The mistake you’re making here is the only person saying ALL Muslims are like this in this thread is you. That would be a bigoted statement but only you are saying that.
I don't know what to tell you man, bigotry doesn't have some kind of prerequisite precision of language that makes it so.
If someone said 'fanatical trans people will sexualize your children if you leave them alone together', it would be pretty clear what the intent and effect of the statement was even though it doesn't explicitly name all trans people as its subject. It's crazy that it's taking more than one comment for you to see the problem, even if you feel it isn't a big deal.
Just because you didn't see the bigotry of the statement in its first reading doesn't mean it isn't there - if anything it just means you share the same bigoted perspective of the OP.
Ah, but there’s a key difference between your example and the one here. There is zero real world evidence of trans people being any more likely to be sexual predators, so the example you gave would be a bigoted statement predicated on a lie. However it is an undeniable fact that there are Islamist extremists who make credible death threats and frequently follow through when people draw pictures. That’s what makes it a legitimate criticism.
There is zero real world evidence of trans people being any more likely to be sexual predators, so the example you gave would be a bigoted statement predicated on a lie
First: I'm not going to be linking to any evidence of this (equally bigoted) statement because I don't want anyone here to be confused about the intent of the comparison. But it should go without saying that there are absolutely examples of trans individuals committing sexual assaults - just like how any other random sampling of people large enough will contain examples of any number of hideous crimes committed by those people.

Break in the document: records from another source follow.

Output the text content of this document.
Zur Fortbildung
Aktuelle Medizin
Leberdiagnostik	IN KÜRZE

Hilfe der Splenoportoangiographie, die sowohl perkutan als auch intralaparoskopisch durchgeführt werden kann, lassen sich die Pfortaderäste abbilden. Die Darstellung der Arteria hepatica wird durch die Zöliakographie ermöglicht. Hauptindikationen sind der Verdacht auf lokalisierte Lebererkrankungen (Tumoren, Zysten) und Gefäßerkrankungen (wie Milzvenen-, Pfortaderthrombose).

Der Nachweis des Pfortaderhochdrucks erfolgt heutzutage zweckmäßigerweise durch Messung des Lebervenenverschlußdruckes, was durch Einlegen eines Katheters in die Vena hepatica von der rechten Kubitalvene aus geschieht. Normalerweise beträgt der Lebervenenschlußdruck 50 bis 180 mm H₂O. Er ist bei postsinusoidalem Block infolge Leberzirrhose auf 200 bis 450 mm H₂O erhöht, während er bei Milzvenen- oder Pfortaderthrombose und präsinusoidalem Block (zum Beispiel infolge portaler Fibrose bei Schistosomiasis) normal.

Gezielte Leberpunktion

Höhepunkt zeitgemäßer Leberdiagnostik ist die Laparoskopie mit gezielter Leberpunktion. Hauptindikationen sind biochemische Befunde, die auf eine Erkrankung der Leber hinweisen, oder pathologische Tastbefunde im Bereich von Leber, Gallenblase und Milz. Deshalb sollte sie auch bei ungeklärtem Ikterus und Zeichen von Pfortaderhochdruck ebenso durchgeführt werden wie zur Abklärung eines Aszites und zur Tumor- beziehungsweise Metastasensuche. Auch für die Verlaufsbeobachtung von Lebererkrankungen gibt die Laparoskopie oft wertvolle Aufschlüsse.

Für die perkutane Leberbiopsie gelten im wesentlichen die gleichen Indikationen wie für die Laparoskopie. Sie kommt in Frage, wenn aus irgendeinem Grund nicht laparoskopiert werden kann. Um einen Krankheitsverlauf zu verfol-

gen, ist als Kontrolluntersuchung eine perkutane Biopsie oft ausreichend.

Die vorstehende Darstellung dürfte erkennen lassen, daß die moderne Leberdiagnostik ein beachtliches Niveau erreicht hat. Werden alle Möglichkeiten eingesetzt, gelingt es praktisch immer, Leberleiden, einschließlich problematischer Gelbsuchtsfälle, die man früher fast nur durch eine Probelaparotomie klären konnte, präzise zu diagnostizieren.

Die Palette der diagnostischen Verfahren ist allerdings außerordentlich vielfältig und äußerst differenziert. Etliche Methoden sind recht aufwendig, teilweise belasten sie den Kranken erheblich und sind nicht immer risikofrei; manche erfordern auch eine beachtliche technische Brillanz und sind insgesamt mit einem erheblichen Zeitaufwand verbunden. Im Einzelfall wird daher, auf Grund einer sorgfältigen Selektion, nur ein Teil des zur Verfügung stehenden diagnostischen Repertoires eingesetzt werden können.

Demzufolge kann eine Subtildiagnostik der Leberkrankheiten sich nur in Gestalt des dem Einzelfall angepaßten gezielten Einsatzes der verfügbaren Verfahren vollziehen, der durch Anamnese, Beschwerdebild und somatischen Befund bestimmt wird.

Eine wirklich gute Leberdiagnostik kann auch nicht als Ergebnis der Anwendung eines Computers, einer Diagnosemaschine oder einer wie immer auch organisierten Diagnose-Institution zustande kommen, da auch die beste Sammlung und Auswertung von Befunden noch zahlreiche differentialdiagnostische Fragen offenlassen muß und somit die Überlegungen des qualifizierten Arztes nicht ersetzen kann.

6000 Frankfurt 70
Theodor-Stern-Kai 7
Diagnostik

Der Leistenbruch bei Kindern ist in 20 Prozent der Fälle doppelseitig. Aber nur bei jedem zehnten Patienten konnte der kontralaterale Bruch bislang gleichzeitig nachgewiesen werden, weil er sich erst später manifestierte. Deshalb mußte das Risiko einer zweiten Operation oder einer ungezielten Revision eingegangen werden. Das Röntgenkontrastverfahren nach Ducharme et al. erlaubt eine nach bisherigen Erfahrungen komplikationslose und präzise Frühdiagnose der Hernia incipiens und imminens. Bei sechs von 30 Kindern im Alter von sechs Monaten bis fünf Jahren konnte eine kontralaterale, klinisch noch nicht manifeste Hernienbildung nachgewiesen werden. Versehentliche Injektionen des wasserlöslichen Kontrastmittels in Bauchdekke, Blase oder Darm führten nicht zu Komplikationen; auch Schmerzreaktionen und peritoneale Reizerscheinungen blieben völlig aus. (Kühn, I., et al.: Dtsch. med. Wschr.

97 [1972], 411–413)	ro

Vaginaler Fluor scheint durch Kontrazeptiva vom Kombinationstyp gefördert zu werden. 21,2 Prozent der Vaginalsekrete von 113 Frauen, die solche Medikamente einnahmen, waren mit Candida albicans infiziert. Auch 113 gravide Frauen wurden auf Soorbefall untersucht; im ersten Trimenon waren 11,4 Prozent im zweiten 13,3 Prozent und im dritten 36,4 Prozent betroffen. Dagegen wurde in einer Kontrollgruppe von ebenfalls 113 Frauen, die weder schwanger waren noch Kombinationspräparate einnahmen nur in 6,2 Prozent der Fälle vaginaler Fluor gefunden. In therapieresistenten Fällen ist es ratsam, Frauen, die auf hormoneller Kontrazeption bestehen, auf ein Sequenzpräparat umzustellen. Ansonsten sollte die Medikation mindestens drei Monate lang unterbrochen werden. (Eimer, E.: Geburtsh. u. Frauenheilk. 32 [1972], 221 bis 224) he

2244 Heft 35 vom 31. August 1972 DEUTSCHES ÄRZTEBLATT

Second: The point isn't that there are people who commit those crimes within that group, the problem comes from attributing those people to a quality or belief shared by an entire minority (in the western world) of people whose membership in that group makes them subject to violence, bigotry, and marginalization themselves.
It isn't criticism, it's islamophobia, and has been used as the justification for all kinds of unspeakable violence committed against Muslims all across the world.
Read up dipshit, they specifically murdered people because they were offended by cartoons of their prophet. The murderers themselves cited their religion as motivation. Go on, explain to me how that wasn't really what they're upset about, I'll wait.
It is the attribution of that extremism to being a part of 'muhammad's fanbase' that is islamaphobic, not pointing to an example of the extremism itself.
A member of a group committing murder and citing that group's beliefs isn't a justification for casually implying that members of that group are murderous, even if it's true is the most limited sense of the word.
Especially when that group is itself subject to extreme violence and genocide on the basis of their membership.
One is mocking the belief of a group by portraying it as ridiculous, the other is a bigoted portrayal of a group as homicidal on the basis of their belief.
The meme isn't offensive toward 'religious fruitcakes' (the use of this word is kinda ironic but unrelated), it's actively bigoted and Islamophobic. Socsa was presumably defending the meme by saying they enjoy offending all religions and not just islam, and I was pointing out that the post wasn't simply offensive, it was bigoted.
Edit: responding here because this post was removed on my home instance for Islamophobia.
you’re still coming across to me as just saying “it’s never ok to criticize bad Islamic practices, it’s automatically bigotry.
It isn't a critique, it is portraying Muslims as fanatical murderers.
I assume you find the practice of brutally murdering people for the act of drawing a picture of a fictional character to be bad. How would you phrase a legitimate criticism of the practice without being bigoted?
In the same way that you would 'critique' Christianity, which justifies acts of terror such as bombing PFP clinics with Genesis 9:6, or Romans 13.
Extremists in Christianity are not seen as representative of the faith, but they are for Islam.
Nah, bigoted would be saying "these people are inferior humans because they have stupid beliefs." Or perhaps the act of infantilizing people for use as an ideological cudgel.
What I am saying is that they are very normal, run of the mill humans, and that having stupid beliefs is pretty typical of the human condition, writ large.
I’m really, honestly trying to understand your perspective to the point of being weird and following you around in a comment section, but you’re still coming across to me as just saying “it’s never ok to criticize bad Islamic practices, it’s automatically bigotry.”
Let’s flip this on its head, maybe that will help. I assume you find the practice of brutally murdering people for the act of drawing a picture of a fictional character to be bad. How would you phrase a legitimate criticism of the practice without being bigoted?